|Name:||Fusili w/ Bacon and Gorgonzola||Contributor:||Relaena|
|Description:||Fusili with Bacon and Gorgonzola||Posted:||1999-04-06|
|Key words:||fusili, bacon, gorgonzola||Category:||Main Dishes|
|Ingredients:||10 slices of bacon, cut into 1" pieces
1 large red or yellow bell pepper
1 c chopped onion
1 16-oz package fusili pasta
1 c grated Gorgonzola cheese
1 c grated Mozzarella cheese (Fontina would have been even better)
6 Tbsp butter, cut into pieces, room temperature
1/2 package of frozen chopped spinach
1/3 c chopped toasted walnuts
3 Tbsp chopped fresh chives
|Preparation:||Start pasta water to boil in a large pot. Meanwhile, cook bacon in heavy large skillet until crisp. Drain on paper towels. Pour off all but 3 tablespoons of drippings, add bell pepper and onions and saute until tender. Drain fat off peppers and onions; set veggies aside.

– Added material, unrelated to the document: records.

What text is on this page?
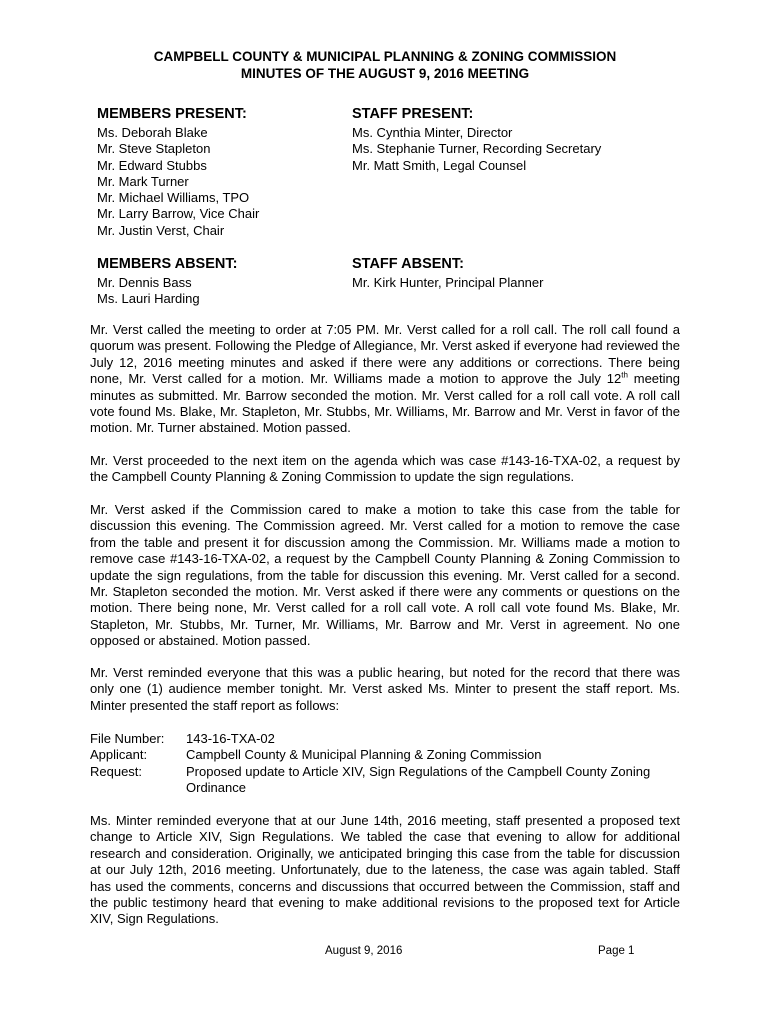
CAMPBELL COUNTY & MUNICIPAL PLANNING & ZONING COMMISSION
MINUTES OF THE AUGUST 9, 2016 MEETING
MEMBERS PRESENT:
Ms. Deborah Blake
Mr. Steve Stapleton
Mr. Edward Stubbs
Mr. Mark Turner
Mr. Michael Williams, TPO
Mr. Larry Barrow, Vice Chair
Mr. Justin Verst, Chair
STAFF PRESENT:
Ms. Cynthia Minter, Director
Ms. Stephanie Turner, Recording Secretary
Mr. Matt Smith, Legal Counsel
MEMBERS ABSENT:
Mr. Dennis Bass
Ms. Lauri Harding
STAFF ABSENT:
Mr. Kirk Hunter, Principal Planner

Mr. Verst called the meeting to order at 7:05 PM. Mr. Verst called for a roll call. The roll call found a quorum was present. Following the Pledge of Allegiance, Mr. Verst asked if everyone had reviewed the July 12, 2016 meeting minutes and asked if there were any additions or corrections. There being none, Mr. Verst called for a motion. Mr. Williams made a motion to approve the July 12th meeting minutes as submitted. Mr. Barrow seconded the motion. Mr. Verst called for a roll call vote. A roll call vote found Ms. Blake, Mr. Stapleton, Mr. Stubbs, Mr. Williams, Mr. Barrow and Mr. Verst in favor of the motion. Mr. Turner abstained. Motion passed.

Mr. Verst proceeded to the next item on the agenda which was case #143-16-TXA-02, a request by the Campbell County Planning & Zoning Commission to update the sign regulations.

Mr. Verst asked if the Commission cared to make a motion to take this case from the table for discussion this evening. The Commission agreed. Mr. Verst called for a motion to remove the case from the table and present it for discussion among the Commission. Mr. Williams made a motion to remove case #143-16-TXA-02, a request by the Campbell County Planning & Zoning Commission to update the sign regulations, from the table for discussion this evening. Mr. Verst called for a second. Mr. Stapleton seconded the motion. Mr. Verst asked if there were any comments or questions on the motion. There being none, Mr. Verst called for a roll call vote. A roll call vote found Ms. Blake, Mr. Stapleton, Mr. Stubbs, Mr. Turner, Mr. Williams, Mr. Barrow and Mr. Verst in agreement. No one opposed or abstained. Motion passed.

Mr. Verst reminded everyone that this was a public hearing, but noted for the record that there was only one (1) audience member tonight. Mr. Verst asked Ms. Minter to present the staff report. Ms. Minter presented the staff report as follows:

File Number:	143-16-TXA-02
Applicant:	Campbell County & Municipal Planning & Zoning Commission
Request:	Proposed update to Article XIV, Sign Regulations of the Campbell County Zoning Ordinance

Ms. Minter reminded everyone that at our June 14th, 2016 meeting, staff presented a proposed text change to Article XIV, Sign Regulations. We tabled the case that evening to allow for additional research and consideration. Originally, we anticipated bringing this case from the table for discussion at our July 12th, 2016 meeting. Unfortunately, due to the lateness, the case was again tabled. Staff has used the comments, concerns and discussions that occurred between the Commission, staff and the public testimony heard that evening to make additional revisions to the proposed text for Article XIV, Sign Regulations.

August 9, 2016	Page 1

When water is boiling, cook pasta, about 7 minutes for al dente. The moment pasta is done, drain quickly. Place butter into the bottom of the same pot you cooked pasta in. Pour in half the pasta, half the cheese, the rest of the pasta, and top with the rest of the cheese. Stir very well until butter and cheeses melt and coat the pasta evenly.
Gently fold in spinach, bacon and sauteed peppers/onions. Top each portion with walnuts and chives.